The Radio Science Subsystem team performed an ingress occultation experiment, probing Saturn's rings using Cassini's three radio-frequency bands: S, X, and Ka. Since the Ultrastable Oscillator (USO) is inoperative, the DSN provided the reference frequency via uplink. The spacecraft's downlink was received and recorded at 70- and 34 meter stations at Canberra, Australia. This was the second of four such experiments designed to sample new values of ring opening angles, about 12.5 to 13.5 degrees. The experiments are expected to yield radial profiles of ring structure, shedding more light on the variability with ring longitude, opening angle, and wavelength of dynamical features such as waves, wakes, edges, gaps, and narrow ringlets. In addition, measurements of the strength and shape of the collective forward scattering of Cassini's radio energy will shed more light on physical properties of ring features such as particle sizes, aggregate sizes or wakes, wake orientation, packing fraction, and ring thickness.
The feature "Cassini Finds Likely Subsurface Ocean on Saturn Moon" was released today. It may be viewed here: http://saturn.jpl.nasa.gov/news/newsreleases/newsrelease20120628/ Friday, June 29 (DOY 181)
The flight team uplinked a command that will turn on Cassini's S-band transmitter during a special USO test Tuesday night.
The F ring's structure has been seen to vary during Cassini's mission, so detailed measurements of it are valuable. The Ultraviolet Imaging Spectrograph (UVIS) observed a grazing occultation as the bright star Sirius passed behind the F ring and the outer A ring due to Cassini's motion. This observation measured the distribution and sizes of individual ring particles to a scale of one meter and larger.

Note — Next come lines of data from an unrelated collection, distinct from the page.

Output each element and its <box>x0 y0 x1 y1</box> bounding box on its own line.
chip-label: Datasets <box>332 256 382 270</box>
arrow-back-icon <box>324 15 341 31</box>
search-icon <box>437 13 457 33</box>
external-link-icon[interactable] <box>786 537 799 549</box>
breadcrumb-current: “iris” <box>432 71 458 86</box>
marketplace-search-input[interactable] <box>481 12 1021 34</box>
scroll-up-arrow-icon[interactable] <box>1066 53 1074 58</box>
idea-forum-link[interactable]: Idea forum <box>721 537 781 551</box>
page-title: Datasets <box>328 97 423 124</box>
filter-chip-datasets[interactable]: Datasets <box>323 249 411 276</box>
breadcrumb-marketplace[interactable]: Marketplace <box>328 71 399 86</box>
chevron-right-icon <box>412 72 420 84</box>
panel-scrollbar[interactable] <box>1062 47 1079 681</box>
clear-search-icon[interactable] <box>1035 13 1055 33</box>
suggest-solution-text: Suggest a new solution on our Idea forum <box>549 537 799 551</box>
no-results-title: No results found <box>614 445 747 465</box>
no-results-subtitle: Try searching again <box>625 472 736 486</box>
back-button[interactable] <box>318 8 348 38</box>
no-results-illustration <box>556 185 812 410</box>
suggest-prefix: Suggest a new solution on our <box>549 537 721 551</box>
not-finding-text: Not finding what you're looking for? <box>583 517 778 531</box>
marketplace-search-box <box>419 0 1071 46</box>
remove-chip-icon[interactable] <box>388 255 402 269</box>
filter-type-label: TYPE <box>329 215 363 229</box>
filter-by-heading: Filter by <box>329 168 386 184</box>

VIMS obtained high-resolution spectral observations of the sunlit side of the rings at a moderately low phase angle, running roughly parallel to the planet's shadow across the rings to minimize the effect of scattered light from Saturn.

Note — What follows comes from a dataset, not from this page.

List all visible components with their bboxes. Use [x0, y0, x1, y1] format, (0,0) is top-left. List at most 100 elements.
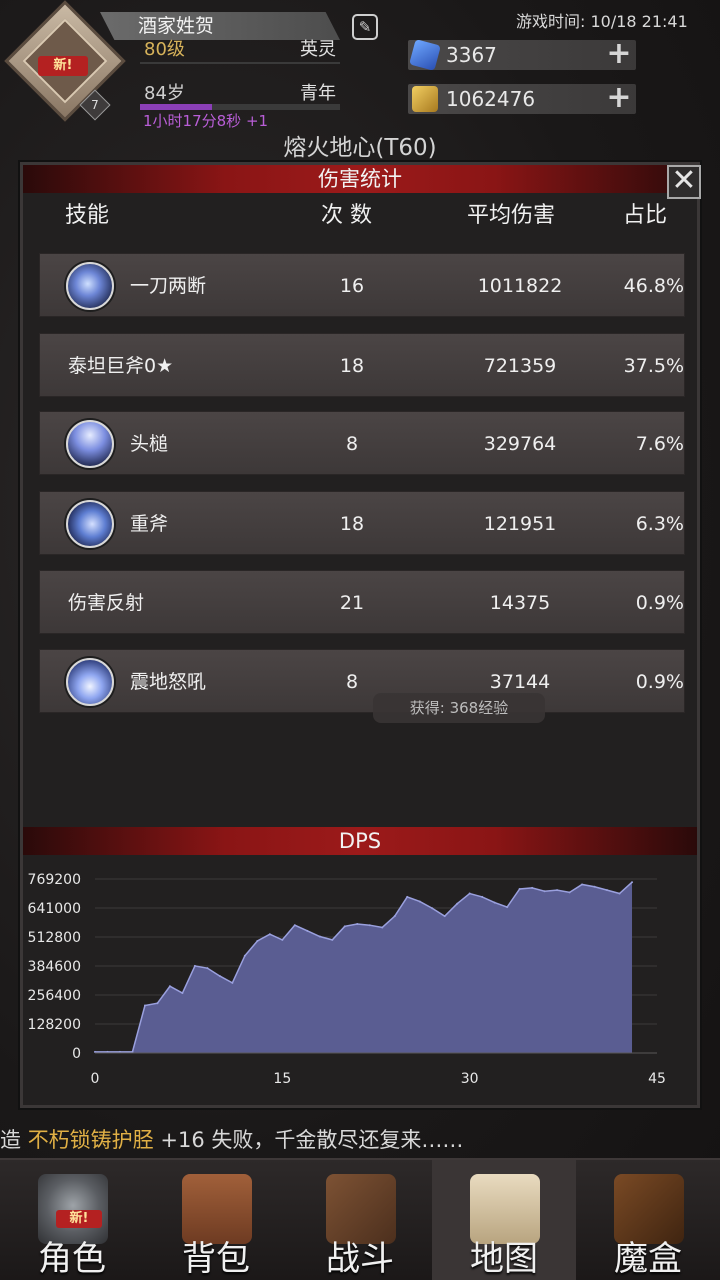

ISS searched for moonlets in the Cassini Division, which separates the A ring from the B ring.
Saturday, June 30 (DOY 182)
ISS took a 10.5 hour movie of the outer B ring to study edge waves that have been previously detected there. ISS then stared at the D ring ansa for about 5 hours, examining the corrugation patterns from a different viewing geometry to help quantify the amplitude of vertical motions in this region. This lower phase angle observation helped probe the distribution of larger particles, complementing the data obtained from Thursday's observation. Larger particles in this ring may be the source of the fine dust seen in higher-phase images.
Sunday, July 01 (DOY 183)
Today and yesterday ISS led observations in the Titan Monitoring Campaign.

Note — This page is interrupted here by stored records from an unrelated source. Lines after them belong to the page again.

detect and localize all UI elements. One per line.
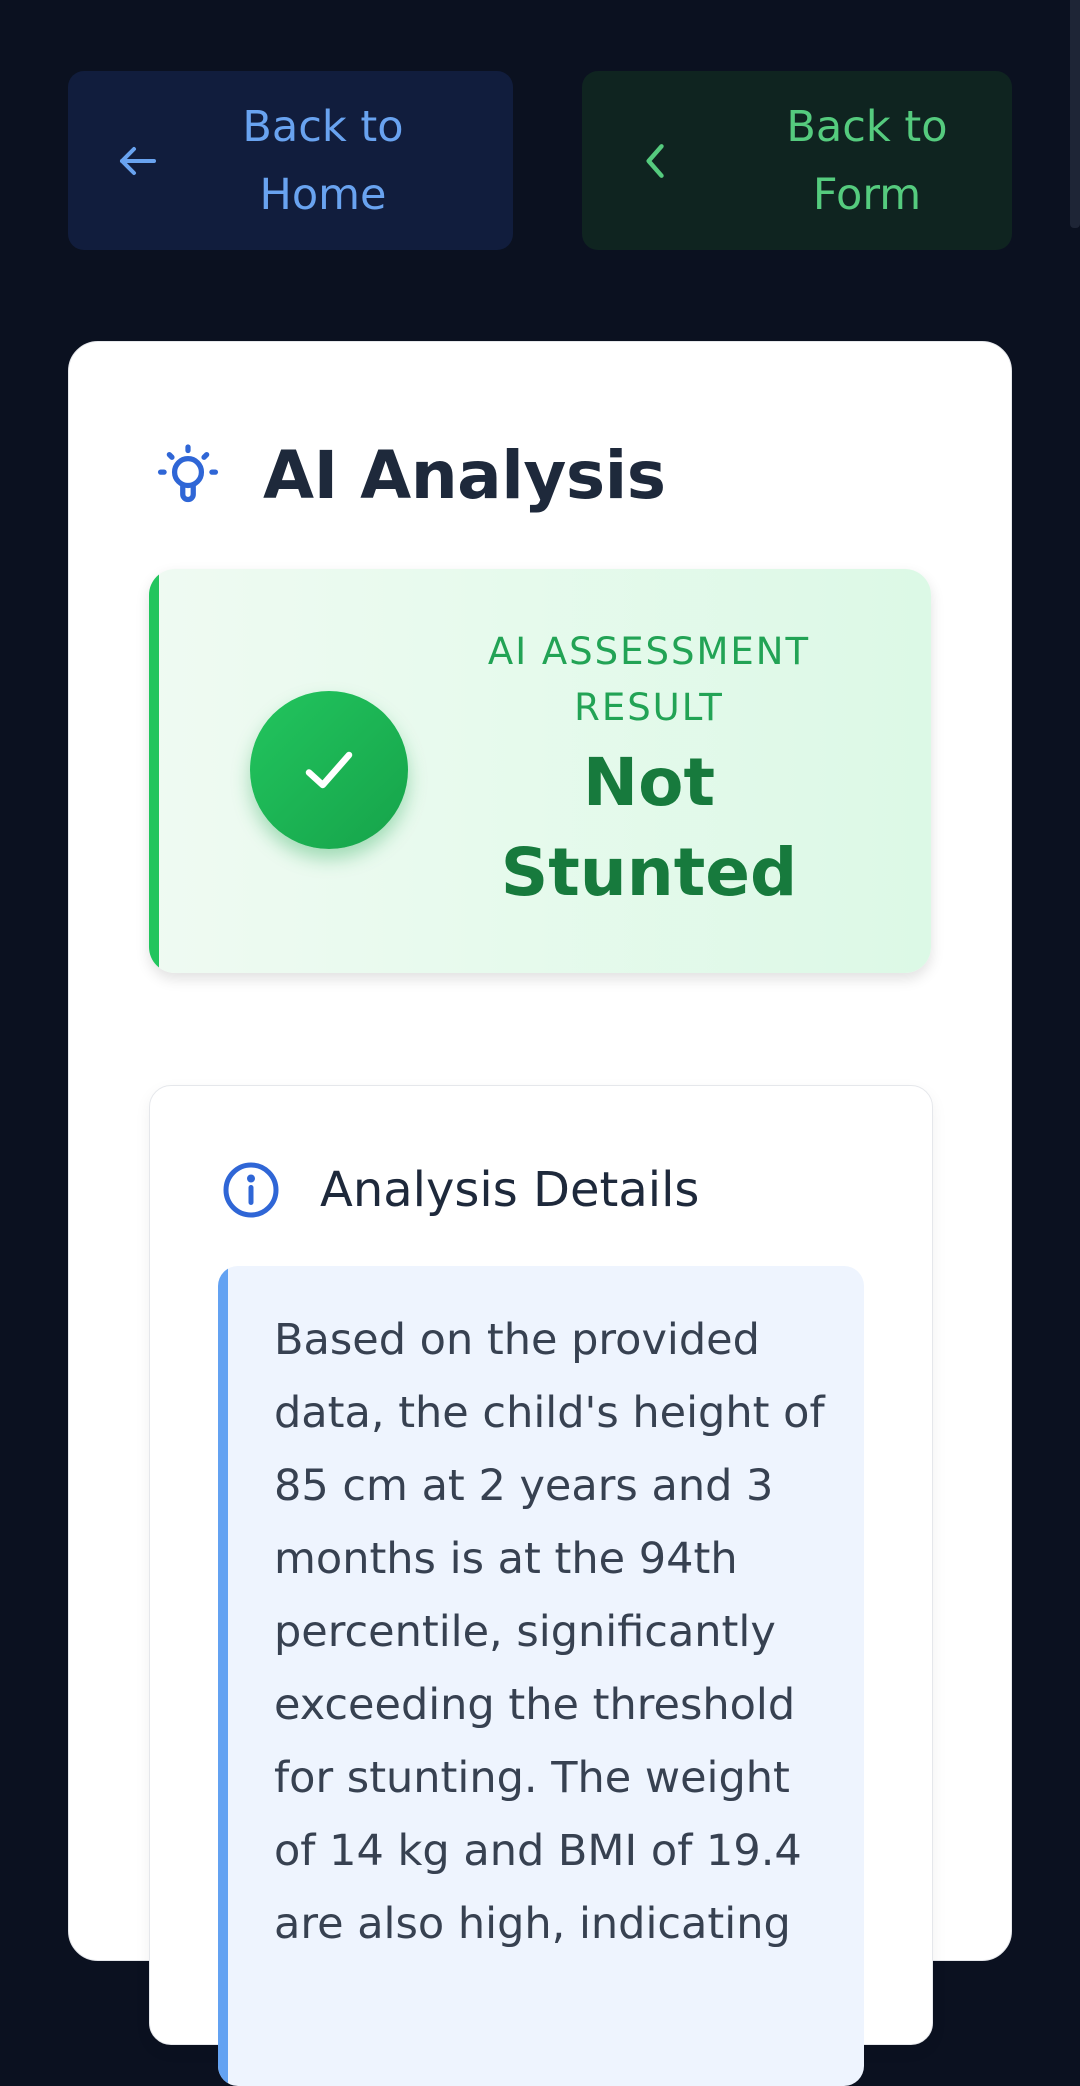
result-label: AI ASSESSMENT RESULT xyxy=(487,630,811,729)
result-status-badge xyxy=(250,691,408,849)
lightbulb-icon xyxy=(157,444,219,503)
details-text: Based on the provided data, the child's … xyxy=(274,1315,825,1949)
arrow-left-icon xyxy=(120,146,156,175)
check-icon xyxy=(305,751,353,789)
result-value: Not Stunted xyxy=(500,744,798,911)
details-header: Analysis Details xyxy=(221,1160,699,1220)
top-navigation: Back to Home Back to Form xyxy=(68,71,1012,250)
back-to-home-button[interactable]: Back to Home xyxy=(68,71,513,250)
details-body: Based on the provided data, the child's … xyxy=(218,1266,864,2086)
assessment-result-panel: AI ASSESSMENT RESULT Not Stunted xyxy=(149,569,931,973)
card-title: AI Analysis xyxy=(263,436,666,514)
back-to-form-label: Back to Form xyxy=(786,101,948,220)
analysis-details-section: Analysis Details Based on the provided d… xyxy=(149,1085,933,2086)
chevron-left-icon xyxy=(646,143,664,178)
result-accent-stripe xyxy=(149,569,159,973)
details-accent-bar xyxy=(218,1266,228,2086)
back-to-home-label: Back to Home xyxy=(242,101,404,220)
ai-analysis-card: AI Analysis AI ASSESSMENT RESULT Not Stu… xyxy=(68,341,1012,2086)
scrollbar-thumb[interactable] xyxy=(1070,0,1080,228)
card-header: AI Analysis xyxy=(153,430,666,520)
info-icon xyxy=(223,1162,279,1218)
result-text-block: AI ASSESSMENT RESULT Not Stunted xyxy=(449,624,849,918)
details-title: Analysis Details xyxy=(320,1162,700,1218)
back-to-form-button[interactable]: Back to Form xyxy=(582,71,1012,250)
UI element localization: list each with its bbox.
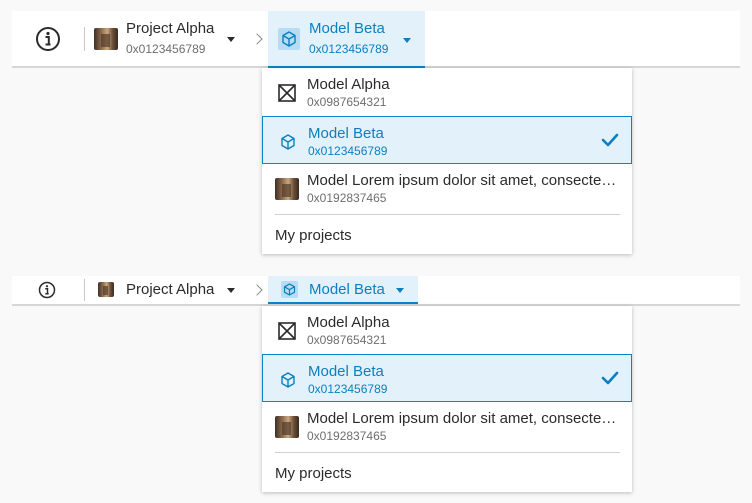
checkmark-icon [601,133,619,147]
menu-item-model-alpha[interactable]: Model Alpha 0x0987654321 [262,306,632,354]
model-name: Model Beta [309,281,385,298]
cube-icon [277,27,301,51]
menu-item-name: Model Lorem ipsum dolor sit amet, consec… [307,172,619,189]
menu-item-name: Model Alpha [307,314,390,331]
menu-item-model-lorem[interactable]: Model Lorem ipsum dolor sit amet, consec… [262,164,632,212]
project-id: 0x0123456789 [126,42,206,56]
my-projects-link[interactable]: My projects [275,227,352,244]
chevron-down-icon [227,37,235,42]
menu-divider [275,452,620,453]
menu-item-model-beta[interactable]: Model Beta 0x0123456789 [262,116,632,164]
model-crumb-active[interactable]: Model Beta 0x0123456789 [268,11,425,68]
cube-icon [276,130,300,154]
menu-divider [275,214,620,215]
info-button[interactable] [38,281,56,299]
model-thumbnail [275,178,299,200]
project-thumbnail [94,28,118,50]
menu-item-model-alpha[interactable]: Model Alpha 0x0987654321 [262,68,632,116]
menu-item-id: 0x0192837465 [307,191,387,205]
menu-item-name: Model Beta [308,363,384,380]
menu-item-id: 0x0192837465 [307,429,387,443]
chevron-down-icon [396,288,404,293]
model-crumb-active[interactable]: Model Beta [268,276,418,304]
project-crumb[interactable]: Project Alpha 0x0123456789 [92,17,242,61]
project-name: Project Alpha [126,281,215,298]
project-crumb[interactable]: Project Alpha [92,276,242,304]
chevron-right-icon [251,33,263,45]
breadcrumb-bar-large: Project Alpha 0x0123456789 Model Beta 0x… [12,11,740,68]
menu-item-id: 0x0987654321 [307,95,387,109]
model-dropdown-menu: Model Alpha 0x0987654321 Model Beta 0x01… [262,306,632,492]
info-button[interactable] [34,25,62,53]
no-image-icon [275,81,299,105]
no-image-icon [275,319,299,343]
divider [84,279,85,301]
menu-item-name: Model Alpha [307,76,390,93]
model-dropdown-menu: Model Alpha 0x0987654321 Model Beta 0x01… [262,68,632,254]
my-projects-link[interactable]: My projects [275,465,352,482]
project-thumbnail [98,282,114,297]
menu-item-name: Model Beta [308,125,384,142]
menu-item-model-beta[interactable]: Model Beta 0x0123456789 [262,354,632,402]
model-thumbnail [275,416,299,438]
menu-item-id: 0x0123456789 [308,144,388,158]
model-id: 0x0123456789 [309,42,389,56]
menu-item-model-lorem[interactable]: Model Lorem ipsum dolor sit amet, consec… [262,402,632,450]
model-name: Model Beta [309,20,385,37]
menu-item-id: 0x0987654321 [307,333,387,347]
chevron-down-icon [403,38,411,43]
info-icon [38,281,56,299]
info-icon [36,27,60,51]
breadcrumb-bar-compact: Project Alpha Model Beta [12,276,740,306]
divider [84,27,85,51]
project-name: Project Alpha [126,20,215,37]
chevron-right-icon [251,284,263,296]
cube-icon [276,368,300,392]
menu-item-id: 0x0123456789 [308,382,388,396]
checkmark-icon [601,371,619,385]
cube-icon [281,281,298,298]
chevron-down-icon [227,288,235,293]
menu-item-name: Model Lorem ipsum dolor sit amet, consec… [307,410,619,427]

UVIS, with VIMS and CIRS riding along (taking advantage of pointing), observed Saturn's polar aurora with repeated slews across the auroral oval for 12 hours.
Monday, July 02 (DOY 184)
Final preparations involving the Cassini Spacecraft Operations Office, Radio Science Subsystem team, Realtime Operations team, and the DSN were made today for the test late tomorrow night with Deep Space Transponder B, the spacecraft's redundant radio receiver, to troubleshoot the apparently anomalous Ultrastable Oscillator.
UVIS, with VIMS as a rider, observed Saturn's aurora for 14.5 hours. ISS, CIRS and VIMS then monitored Titan at a distance of 3.1 million kilometers.
Tuesday, July 03 (DOY 185)
ISS tracked the orbits of individual known "propeller" shaped features in the rings. UVIS, with VIMS riding along, then started a 23.5 hour observation of Saturn's auroral oval. Videotaping for the 2012 Cassini Scientist for a Day essay contest took place today. Four Cassini flight team members introduced the contest and advocated their chosen targets for the upcoming contest. Videos will be edited over the next few weeks in preparation for announcing the contest on the Cassini website in mid-August.